No Brasil esse assunto é tratado como política internacional e por isso o espaço para ele não é tão grande como é aqui. A entrada da Inglaterra na guerra contra o Iraque é assunto de interesse nacional. Calcula-se que até agora foram gastos mais de 10 bilhões de libras, direta e indiretamente no conflito. Os opositores ao primeiro-ministro Tony Blair se agarram tanto na grandiosa quantia financeira gasta quanto na questão humanitária.
Como e quando recomeçará a reconstrução do Iraque? Essa pergunta é feita pelo menos uma vez por dia a Tony Blair. O Afeganistão até agora continua como foi deixado.

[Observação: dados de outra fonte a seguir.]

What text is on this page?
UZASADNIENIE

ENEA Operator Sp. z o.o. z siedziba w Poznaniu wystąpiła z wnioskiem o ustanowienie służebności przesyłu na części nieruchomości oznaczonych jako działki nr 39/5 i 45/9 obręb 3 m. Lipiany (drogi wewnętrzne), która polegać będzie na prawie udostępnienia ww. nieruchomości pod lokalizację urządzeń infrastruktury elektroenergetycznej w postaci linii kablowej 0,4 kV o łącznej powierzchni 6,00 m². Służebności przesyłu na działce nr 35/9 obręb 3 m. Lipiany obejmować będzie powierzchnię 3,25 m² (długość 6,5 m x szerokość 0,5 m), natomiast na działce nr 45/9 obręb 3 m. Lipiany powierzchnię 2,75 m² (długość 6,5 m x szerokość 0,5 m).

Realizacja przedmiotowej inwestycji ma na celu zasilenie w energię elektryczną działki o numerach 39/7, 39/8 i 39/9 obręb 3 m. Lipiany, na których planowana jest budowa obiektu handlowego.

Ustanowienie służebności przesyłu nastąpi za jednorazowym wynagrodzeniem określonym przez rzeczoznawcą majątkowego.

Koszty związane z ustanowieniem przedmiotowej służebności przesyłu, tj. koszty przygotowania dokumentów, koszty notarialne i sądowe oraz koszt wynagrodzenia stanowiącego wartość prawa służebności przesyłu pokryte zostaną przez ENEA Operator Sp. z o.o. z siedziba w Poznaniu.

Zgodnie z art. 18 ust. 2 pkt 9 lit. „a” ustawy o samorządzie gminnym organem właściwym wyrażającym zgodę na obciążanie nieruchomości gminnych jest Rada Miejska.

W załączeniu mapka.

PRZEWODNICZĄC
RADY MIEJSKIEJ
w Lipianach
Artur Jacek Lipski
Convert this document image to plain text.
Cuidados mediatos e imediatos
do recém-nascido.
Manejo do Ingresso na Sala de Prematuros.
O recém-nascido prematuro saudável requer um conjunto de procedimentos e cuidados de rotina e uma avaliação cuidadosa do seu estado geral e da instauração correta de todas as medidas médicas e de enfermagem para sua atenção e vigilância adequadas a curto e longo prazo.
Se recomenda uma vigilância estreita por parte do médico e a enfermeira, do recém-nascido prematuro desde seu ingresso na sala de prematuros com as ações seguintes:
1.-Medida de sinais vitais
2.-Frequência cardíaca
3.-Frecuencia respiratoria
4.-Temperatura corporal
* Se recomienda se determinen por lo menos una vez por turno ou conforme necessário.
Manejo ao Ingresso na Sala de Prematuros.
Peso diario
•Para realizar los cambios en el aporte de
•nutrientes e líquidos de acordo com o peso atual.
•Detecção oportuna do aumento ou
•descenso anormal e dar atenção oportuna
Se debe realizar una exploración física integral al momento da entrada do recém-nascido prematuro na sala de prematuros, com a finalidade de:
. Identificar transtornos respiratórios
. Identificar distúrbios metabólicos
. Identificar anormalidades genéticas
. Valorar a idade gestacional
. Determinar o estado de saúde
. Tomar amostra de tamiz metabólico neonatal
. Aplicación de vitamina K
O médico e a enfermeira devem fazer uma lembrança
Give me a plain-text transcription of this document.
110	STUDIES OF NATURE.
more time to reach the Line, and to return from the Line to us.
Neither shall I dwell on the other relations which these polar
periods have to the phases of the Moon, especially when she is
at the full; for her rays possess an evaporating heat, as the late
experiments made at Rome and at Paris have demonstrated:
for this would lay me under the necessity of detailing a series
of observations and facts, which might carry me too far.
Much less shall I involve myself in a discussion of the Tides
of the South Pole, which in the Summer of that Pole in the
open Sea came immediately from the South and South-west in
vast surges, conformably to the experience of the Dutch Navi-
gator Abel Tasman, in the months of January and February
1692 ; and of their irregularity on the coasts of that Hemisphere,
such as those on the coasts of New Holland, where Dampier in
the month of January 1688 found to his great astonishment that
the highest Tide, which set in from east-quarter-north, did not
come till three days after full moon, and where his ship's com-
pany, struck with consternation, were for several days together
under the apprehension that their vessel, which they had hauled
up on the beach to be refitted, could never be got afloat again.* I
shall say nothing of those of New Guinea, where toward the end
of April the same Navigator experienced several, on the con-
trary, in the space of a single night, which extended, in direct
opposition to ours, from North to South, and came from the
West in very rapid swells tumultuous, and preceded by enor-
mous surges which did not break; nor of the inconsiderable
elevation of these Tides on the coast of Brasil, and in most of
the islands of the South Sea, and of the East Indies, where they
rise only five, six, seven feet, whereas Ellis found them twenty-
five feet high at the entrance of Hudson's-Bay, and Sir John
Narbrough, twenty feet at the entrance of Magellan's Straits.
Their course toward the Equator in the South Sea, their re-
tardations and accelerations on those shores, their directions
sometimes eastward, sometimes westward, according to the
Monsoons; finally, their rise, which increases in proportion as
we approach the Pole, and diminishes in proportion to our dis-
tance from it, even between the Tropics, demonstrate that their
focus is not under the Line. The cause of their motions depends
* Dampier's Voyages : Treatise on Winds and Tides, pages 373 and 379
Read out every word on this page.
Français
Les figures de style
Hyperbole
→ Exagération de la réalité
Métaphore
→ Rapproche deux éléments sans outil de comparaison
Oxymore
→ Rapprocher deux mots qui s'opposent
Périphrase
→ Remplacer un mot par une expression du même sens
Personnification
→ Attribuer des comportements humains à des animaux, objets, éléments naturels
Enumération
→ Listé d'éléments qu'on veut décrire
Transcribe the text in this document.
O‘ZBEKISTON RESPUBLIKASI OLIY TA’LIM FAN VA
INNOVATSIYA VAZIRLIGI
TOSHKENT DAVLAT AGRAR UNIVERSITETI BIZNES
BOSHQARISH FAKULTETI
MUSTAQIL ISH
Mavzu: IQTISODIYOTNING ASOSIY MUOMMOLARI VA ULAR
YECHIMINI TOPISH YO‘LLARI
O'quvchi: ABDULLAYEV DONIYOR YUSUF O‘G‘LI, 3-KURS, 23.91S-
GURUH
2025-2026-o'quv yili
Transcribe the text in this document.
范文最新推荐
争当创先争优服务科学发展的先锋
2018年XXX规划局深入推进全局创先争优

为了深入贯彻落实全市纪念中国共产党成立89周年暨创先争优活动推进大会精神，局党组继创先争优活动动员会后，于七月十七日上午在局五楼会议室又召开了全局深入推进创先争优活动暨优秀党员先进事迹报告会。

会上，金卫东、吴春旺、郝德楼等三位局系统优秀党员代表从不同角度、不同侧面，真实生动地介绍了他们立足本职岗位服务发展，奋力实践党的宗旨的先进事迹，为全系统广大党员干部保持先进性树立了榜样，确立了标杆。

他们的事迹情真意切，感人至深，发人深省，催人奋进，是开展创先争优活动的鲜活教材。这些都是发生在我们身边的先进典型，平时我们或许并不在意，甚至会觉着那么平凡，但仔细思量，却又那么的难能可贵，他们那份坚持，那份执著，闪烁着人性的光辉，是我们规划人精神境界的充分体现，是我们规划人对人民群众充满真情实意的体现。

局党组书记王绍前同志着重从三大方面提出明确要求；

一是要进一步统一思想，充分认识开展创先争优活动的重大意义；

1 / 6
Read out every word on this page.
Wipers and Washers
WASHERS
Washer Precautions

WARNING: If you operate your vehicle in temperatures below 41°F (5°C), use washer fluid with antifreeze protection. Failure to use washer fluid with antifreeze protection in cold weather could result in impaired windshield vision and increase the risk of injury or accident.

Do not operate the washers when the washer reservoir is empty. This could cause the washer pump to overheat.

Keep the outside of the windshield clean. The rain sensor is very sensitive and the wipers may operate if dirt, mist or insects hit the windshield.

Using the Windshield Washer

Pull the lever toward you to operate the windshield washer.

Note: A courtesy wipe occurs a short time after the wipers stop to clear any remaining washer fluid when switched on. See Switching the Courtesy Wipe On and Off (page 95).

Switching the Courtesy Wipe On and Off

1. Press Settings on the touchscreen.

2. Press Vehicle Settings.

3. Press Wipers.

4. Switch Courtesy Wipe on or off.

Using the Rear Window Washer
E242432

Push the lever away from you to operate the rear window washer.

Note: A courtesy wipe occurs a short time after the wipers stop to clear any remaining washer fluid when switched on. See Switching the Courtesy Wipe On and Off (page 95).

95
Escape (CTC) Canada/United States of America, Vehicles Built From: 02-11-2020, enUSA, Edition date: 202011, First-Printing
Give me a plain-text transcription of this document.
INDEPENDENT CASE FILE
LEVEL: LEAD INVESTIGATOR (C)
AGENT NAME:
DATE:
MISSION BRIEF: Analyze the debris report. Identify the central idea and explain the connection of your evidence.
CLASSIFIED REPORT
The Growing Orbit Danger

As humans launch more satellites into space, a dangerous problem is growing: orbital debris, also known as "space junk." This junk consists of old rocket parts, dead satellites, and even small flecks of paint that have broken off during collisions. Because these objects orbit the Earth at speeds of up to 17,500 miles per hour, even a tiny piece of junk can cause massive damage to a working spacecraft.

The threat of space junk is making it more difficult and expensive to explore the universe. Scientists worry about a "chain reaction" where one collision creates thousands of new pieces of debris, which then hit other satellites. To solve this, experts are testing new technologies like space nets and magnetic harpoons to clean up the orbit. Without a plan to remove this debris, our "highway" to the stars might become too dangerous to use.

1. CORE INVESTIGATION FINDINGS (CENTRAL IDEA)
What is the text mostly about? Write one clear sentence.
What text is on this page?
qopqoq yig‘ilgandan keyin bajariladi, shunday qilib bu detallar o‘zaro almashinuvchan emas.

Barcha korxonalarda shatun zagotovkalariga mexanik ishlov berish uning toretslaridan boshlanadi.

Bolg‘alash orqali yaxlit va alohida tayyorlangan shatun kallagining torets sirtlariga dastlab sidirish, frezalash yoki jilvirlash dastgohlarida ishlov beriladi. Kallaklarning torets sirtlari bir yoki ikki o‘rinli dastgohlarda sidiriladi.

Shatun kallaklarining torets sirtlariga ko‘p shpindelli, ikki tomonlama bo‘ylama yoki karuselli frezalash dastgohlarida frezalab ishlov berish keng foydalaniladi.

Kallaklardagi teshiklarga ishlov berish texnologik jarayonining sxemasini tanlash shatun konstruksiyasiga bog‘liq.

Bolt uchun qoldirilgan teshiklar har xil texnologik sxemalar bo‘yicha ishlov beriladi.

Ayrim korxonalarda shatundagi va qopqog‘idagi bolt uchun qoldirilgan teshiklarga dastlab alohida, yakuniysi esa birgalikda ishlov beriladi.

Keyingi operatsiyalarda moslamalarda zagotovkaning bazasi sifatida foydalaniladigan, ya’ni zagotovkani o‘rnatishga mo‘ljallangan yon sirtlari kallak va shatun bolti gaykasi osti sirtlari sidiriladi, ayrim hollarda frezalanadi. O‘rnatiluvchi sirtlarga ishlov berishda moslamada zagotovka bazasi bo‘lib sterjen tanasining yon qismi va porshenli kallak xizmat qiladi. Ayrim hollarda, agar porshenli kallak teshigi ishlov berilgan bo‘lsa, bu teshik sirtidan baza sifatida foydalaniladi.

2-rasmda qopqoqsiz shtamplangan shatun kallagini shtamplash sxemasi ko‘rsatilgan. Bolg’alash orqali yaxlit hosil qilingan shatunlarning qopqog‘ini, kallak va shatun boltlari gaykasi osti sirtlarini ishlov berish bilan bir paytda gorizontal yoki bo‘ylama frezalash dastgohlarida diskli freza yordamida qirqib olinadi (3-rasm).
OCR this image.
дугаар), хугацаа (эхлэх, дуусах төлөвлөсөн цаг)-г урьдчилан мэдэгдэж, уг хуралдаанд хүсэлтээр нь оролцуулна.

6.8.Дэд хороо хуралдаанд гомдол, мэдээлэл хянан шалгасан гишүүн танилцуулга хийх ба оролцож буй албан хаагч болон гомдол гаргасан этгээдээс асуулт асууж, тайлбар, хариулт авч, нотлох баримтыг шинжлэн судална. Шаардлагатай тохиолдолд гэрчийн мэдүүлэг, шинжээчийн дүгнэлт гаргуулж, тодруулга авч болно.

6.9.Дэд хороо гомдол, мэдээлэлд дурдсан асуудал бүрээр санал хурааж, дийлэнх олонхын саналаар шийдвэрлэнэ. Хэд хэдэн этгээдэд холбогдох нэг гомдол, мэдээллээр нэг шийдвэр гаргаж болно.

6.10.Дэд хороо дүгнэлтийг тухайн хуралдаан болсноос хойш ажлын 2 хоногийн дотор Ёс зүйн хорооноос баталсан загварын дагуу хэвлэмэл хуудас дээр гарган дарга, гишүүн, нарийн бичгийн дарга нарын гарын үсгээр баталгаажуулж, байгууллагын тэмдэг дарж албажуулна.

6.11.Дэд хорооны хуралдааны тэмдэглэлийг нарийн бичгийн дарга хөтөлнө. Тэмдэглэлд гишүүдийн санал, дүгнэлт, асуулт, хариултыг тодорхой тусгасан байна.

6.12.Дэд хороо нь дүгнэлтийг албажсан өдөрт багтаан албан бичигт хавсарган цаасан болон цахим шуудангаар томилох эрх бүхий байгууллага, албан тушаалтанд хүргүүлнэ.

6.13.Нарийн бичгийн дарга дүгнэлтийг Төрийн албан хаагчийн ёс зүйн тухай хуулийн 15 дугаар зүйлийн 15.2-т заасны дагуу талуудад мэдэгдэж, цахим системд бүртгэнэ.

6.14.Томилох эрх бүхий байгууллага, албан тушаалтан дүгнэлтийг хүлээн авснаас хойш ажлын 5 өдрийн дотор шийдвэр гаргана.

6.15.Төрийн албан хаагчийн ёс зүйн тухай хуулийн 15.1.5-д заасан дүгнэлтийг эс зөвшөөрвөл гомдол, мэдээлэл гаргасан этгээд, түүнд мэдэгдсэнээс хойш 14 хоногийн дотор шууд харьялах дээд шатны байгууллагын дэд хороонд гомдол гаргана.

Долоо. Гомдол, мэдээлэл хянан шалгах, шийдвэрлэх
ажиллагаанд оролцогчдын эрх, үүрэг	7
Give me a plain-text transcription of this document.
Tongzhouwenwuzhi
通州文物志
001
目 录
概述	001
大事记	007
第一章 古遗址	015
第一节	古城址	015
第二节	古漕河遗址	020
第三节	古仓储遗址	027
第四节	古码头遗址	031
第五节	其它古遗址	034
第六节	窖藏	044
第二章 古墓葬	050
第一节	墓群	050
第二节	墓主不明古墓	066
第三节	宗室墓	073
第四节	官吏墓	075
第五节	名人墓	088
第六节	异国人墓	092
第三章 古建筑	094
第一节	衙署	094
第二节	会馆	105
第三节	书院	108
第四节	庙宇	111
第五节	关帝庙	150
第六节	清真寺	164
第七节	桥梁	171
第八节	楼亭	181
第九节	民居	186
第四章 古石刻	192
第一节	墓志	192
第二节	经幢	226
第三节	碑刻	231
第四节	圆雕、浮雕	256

Tem uma verba de apenas 600 milhões de dólares, que são consumidos em sua maioria com o pagamento de energia elétrica e de outros setores básicos.
As organizações mundiais pela paz e com vínculo com a Cruz Vermelha Mundial fizeram nesse final de semana uma megamanifestação pela desocupação do Iraque e pela reconstrução do país. Tony Blair foi tachado de "Devil" (Diabo), inclusive em fotos com chifres e arpoes. Muitos cartazes pediam a sua saída do governo.
O fato é que a pressão vinda tanto dos programas de TV quanto das manifestações está deixando Blair em uma situação difícil. Agora ele está em fase de disputa no seu próprio partido. O Labour Party está em época de eleição para o novo líder do partido. Seu principal opositor, Gordon Brown, se apóia nessa queda de popularidade e nesses questionamentos que colocam o atual primeiro-ministro na berlinda.
É uma fase difícil, talvez mais difícil que a primeira grande queda de sua popularidade, quando a Inglaterra entrou definitivamente na guerra contra o Iraque.
Para entrar, ele usou uma explicação que atá agora ninguém viu. Para continuar e não cair, ele vai ter que provar que estava certo e tentar achar de todas as maneiras algum fato concreto das provas que já dizia possuir.